Many people decide to finally follow-through with their fitness goals and hit the gym for a healthy start, but sometimes the thought of going to the gym after work will have you running in the opposite direction.

Working Out Can Be A Major Chore

Rather run from a hoard of zombies than step on the treadmill? You may be smarter than you think.

Runnah Girl

You are definitely not alone if you find yourself skipping workouts every week, and a recent study has shown that loathing exercise may say a lot about your intellectual capabilities.

Your disdain for the stair climber is starting to make some serious sense!

A Study Shows That Those Who Hate Exercise Are Wiser

A study recently published in the Journal of Health Psychology demonstrates that people who avoid exercise just tend to use another muscle more often — their brains.

The study was conducted at Florida Gulf Coast University, and although researchers only followed 60 students, the findings were clear.


These 60 students even wore activity trackers for a week to study their fitness levels and other daily activities.

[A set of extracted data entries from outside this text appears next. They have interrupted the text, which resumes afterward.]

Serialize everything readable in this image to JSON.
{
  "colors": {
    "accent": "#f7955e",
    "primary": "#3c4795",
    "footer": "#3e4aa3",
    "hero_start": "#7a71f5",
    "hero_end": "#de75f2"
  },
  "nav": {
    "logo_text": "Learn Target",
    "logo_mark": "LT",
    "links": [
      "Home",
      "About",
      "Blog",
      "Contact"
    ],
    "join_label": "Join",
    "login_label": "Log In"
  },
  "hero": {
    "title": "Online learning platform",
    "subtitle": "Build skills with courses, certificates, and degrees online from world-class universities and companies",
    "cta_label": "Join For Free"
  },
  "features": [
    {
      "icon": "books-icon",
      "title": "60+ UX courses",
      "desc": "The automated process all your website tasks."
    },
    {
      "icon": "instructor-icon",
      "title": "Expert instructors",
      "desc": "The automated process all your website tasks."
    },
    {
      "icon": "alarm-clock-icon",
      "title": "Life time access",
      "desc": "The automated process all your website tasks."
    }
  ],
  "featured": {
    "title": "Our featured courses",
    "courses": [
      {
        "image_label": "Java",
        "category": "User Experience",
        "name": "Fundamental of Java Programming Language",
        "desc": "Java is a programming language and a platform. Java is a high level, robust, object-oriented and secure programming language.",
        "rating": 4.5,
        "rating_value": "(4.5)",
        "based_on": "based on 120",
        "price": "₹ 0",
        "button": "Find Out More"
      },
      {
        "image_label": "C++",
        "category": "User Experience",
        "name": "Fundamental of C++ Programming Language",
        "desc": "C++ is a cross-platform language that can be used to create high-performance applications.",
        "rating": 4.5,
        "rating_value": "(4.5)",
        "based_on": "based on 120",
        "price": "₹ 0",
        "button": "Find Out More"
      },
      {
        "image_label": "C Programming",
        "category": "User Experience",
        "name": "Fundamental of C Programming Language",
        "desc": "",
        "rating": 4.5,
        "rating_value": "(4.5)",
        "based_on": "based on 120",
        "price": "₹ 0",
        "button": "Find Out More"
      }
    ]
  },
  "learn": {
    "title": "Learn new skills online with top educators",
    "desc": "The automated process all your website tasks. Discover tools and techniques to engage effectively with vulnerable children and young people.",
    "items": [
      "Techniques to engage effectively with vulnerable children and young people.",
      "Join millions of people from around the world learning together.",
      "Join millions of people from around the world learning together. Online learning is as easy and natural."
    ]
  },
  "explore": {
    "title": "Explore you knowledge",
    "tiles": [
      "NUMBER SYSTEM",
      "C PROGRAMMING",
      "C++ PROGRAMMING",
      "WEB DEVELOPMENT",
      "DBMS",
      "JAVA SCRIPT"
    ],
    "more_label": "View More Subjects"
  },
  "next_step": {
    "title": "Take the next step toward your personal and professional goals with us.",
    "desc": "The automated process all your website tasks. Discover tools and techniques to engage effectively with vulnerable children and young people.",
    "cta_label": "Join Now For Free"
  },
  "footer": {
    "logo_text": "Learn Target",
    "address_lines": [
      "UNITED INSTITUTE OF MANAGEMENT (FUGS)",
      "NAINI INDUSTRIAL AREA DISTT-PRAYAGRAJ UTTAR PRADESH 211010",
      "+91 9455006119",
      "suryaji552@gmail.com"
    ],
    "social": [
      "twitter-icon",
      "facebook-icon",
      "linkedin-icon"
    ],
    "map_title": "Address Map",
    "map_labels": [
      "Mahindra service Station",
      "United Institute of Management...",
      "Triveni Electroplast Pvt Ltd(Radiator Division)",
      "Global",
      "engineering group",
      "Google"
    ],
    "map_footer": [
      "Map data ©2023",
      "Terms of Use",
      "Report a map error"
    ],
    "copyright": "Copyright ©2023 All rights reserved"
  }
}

The study found that half of the students scored high when it comes to a need for intellectual stimulation, and the other half of the population scored low.

People Who Like To Think Do Not Prefer Physical Exercise

The authors of the study concluded that those who stray away from physical exercise exhibit a higher level of a trait described as “need for cognition.”

The head researcher of the study — Todd McElroy — believes that this study agrees with previous studies that assert the idea that physically-active individuals get bored easily, so they enjoy exercise as a way to occupy their time.


You may be a thinker if you believe entering the gym is a nightmare, and there’s nothing wrong with that.

Try reading a good book on the treadmill to make your health goals happen — you may just crack the code!